Die Weinkultur des Libanons ist noch relativ unbekannt. Dennoch werden libanesische Weine heutzutage immer mehr zu einem modernen Trend in der hochwertigen Gastronomie. Der Libanon, dieses kleine Land zwischen Syrien und Israel, zählt weltweit zu den ältesten Weinbaugebieten. Demnach die Weinkultur des Libanons auch eine der ältesten der Welt. Im antiken Byblos, einer der frühesten Siedlungen der Menschheit, wurden über 5.000 Jahre alte Reben gefunden. Doch vermutlich wird in der Levante schon deutlich länger Weinbau betrieben: Archäologen entdeckten das älteste erhaltene Weinrelikt der Welt in Syrien, nur 60 km von der heutigen libanesischen Grenze entfernt – eine Traubenpresse, datiert auf etwa 8.000 v. Chr..
“Weinreben im Bekaa-Tal”
“Weinberg mit Blick auf die Bekaa”
Stolz sind die libanesischen Winzer nicht nur auf ihre hervorragenden Erzeugnisse, sondern insbesondere auch auf ihre Wurzeln. Die die Weinkultur des Libanons hat sogar den Weinbau in Europa beeinflusst. Ihre wegbereitenden Vorfahren, die ebenso reise- wie handelsfreudigen Phönizier, brachten die ersten Reben aus dem südlichen Kaukasus (dem heutigen Georgien) und Anatolien ins Land. Dabei dürfte es sich um eine Vorläuferin der Chardonnay-Rebe gehandelt haben, der Vitis vinifera pontica. Die landwirtschaftlich versierten Levantiner hatten offensichtlich auch bei der Weinbereitung ein gutes Händchen – ihr Rebsaft wurde in vielen alten Schriften gerühmt. So finden sich z.B. im altbabylonischen Gilgamesch-Epos wohlwollende Erwähnungen, und gut ein Jahrtausend sang der Prophet Hosea im 8. Jh. v. Chr. ein Ruhmeslied auf den Wein der Region. Wiederum achthundert Jahre später hielt laut Bibel Jesus eine große Hochzeitsgesellschaft bei Laune, indem er wundersam Wasser zu Wein wandelte – zu jenen Zeiten gehörte das Gebiet des historischen Kanaan zum heutigen Libanon.

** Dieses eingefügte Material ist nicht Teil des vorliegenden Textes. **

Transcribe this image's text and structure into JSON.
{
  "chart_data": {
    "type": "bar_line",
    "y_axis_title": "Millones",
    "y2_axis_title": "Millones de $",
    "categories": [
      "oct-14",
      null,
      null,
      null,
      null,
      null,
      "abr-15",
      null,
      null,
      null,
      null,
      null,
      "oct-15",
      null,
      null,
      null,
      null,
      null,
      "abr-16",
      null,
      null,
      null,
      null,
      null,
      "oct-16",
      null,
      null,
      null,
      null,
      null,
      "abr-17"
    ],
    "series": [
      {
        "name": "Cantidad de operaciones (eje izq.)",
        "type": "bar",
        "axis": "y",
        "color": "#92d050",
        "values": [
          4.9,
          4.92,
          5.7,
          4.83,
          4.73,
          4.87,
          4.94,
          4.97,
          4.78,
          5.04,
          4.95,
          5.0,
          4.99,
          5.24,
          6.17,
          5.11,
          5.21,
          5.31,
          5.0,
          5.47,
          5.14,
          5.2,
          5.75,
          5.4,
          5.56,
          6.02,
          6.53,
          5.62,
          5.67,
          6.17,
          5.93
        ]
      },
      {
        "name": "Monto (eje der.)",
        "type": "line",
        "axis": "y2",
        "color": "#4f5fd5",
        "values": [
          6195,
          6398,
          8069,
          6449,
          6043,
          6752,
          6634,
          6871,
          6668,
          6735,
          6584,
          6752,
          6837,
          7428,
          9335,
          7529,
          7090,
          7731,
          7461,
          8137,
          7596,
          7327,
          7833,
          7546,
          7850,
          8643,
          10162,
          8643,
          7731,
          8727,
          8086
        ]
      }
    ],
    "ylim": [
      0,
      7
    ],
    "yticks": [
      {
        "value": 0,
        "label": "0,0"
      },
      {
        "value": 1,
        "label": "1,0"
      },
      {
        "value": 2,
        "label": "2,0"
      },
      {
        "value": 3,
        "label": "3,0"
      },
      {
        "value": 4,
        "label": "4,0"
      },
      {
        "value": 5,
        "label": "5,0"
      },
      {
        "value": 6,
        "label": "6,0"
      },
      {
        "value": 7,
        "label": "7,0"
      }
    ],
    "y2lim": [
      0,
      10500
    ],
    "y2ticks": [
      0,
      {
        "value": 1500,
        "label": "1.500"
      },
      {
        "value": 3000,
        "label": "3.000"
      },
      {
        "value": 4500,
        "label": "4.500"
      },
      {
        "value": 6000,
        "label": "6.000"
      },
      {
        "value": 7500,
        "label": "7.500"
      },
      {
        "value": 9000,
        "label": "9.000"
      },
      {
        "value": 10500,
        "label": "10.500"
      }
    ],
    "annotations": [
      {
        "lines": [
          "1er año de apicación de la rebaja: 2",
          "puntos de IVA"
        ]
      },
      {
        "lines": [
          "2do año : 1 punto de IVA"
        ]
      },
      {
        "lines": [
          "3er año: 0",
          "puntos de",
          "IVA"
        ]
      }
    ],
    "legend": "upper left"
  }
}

Nach den alten Griechen kamen die Römer in den Libanon – auch für jene spielte Wein eine bedeutende Rolle. Zu Ehren von Bacchus, ihrem Gott des Weines und des Rausches, errichteten sie im 2. Jh. n. Chr. einen monumentalen Tempel auf der noch heute atemberaubenden Anlage in Baalbek, dem einstigen Heliopolis. Dieser Bacchus-Tempel im Norden des Landes – übrigens der größte, der diesem lebensfrohen Gott je geweiht wurde – hielt bis dato etlichen Erdbeben und anderen historischen Erschütterungen stand. Viele bildhafte Schilderungen über Anbau und Konsum von Wein sowie Darstellungen üppiger Sinnesfreude zieren das gigantische Bauwerk, immerhin war Bacchus auch für die Fruchtbarkeit zuständig!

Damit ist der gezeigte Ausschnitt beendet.